Berita Terbaru

Serangan Siber Tiongkok Targetkan Cloud & Industri Telekomunikasi

Ilustrasi Serangan Siber Tiongkok

Ilustrasi Serangan Siber Tiongkok

Dunia siber kembali diguncang dengan laporan terbaru dari CrowdStrike, yang mengungkap meningkatnya aktivitas mata-mata siber dari kelompok peretas terkait Tiongkok. Tiga nama besar yang menjadi sorotan adalah Murky Panda, Genesis Panda, dan Glacial Panda. Mereka diduga melakukan operasi spionase yang semakin canggih, khususnya terhadap layanan cloud computing dan telekomunikasi, dua sektor yang menyimpan data krusial dan bernilai tinggi.

Dalam laporan yang dirilis pada Kamis lalu, CrowdStrike menekankan bahwa taktik kelompok-kelompok ini tidak hanya mengandalkan kerentanan teknis, tetapi juga menyalahgunakan hubungan kepercayaan antarorganisasi, menjadikan serangan mereka semakin sulit dideteksi.

 
Murky Panda: Menyusup Lewat Cloud dan Zero-Day Exploit

Kelompok Murky Panda, juga dikenal sebagai Silk Typhoon (sebelumnya Hafnium), bukanlah nama baru di dunia peretasan. Mereka sempat mencuri perhatian pada tahun 2021 dengan memanfaatkan celah zero-day di Microsoft Exchange Server yang menyebabkan kebocoran data besar-besaran.

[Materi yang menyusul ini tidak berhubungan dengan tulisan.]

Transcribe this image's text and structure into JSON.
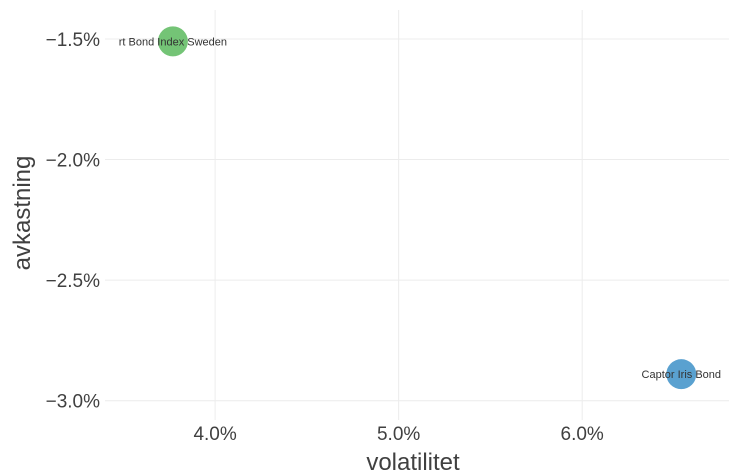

Kini, Murky Panda kembali dengan taktik baru. Mereka menargetkan rantai pasokan teknologi informasi (IT supply chain) untuk mendapatkan akses awal ke jaringan perusahaan. Dengan memanfaatkan celah keamanan pada perangkat yang terhubung ke internet, kelompok ini kerap berhasil masuk tanpa terdeteksi.

CrowdStrike mengungkap bahwa Murky Panda juga diduga menyusupi perangkat Small Office/Home Office (SOHO) di negara target. Strategi ini digunakan untuk menyamarkan jejak mereka, seolah-olah aktivitas berasal dari lokasi sah di dalam negeri.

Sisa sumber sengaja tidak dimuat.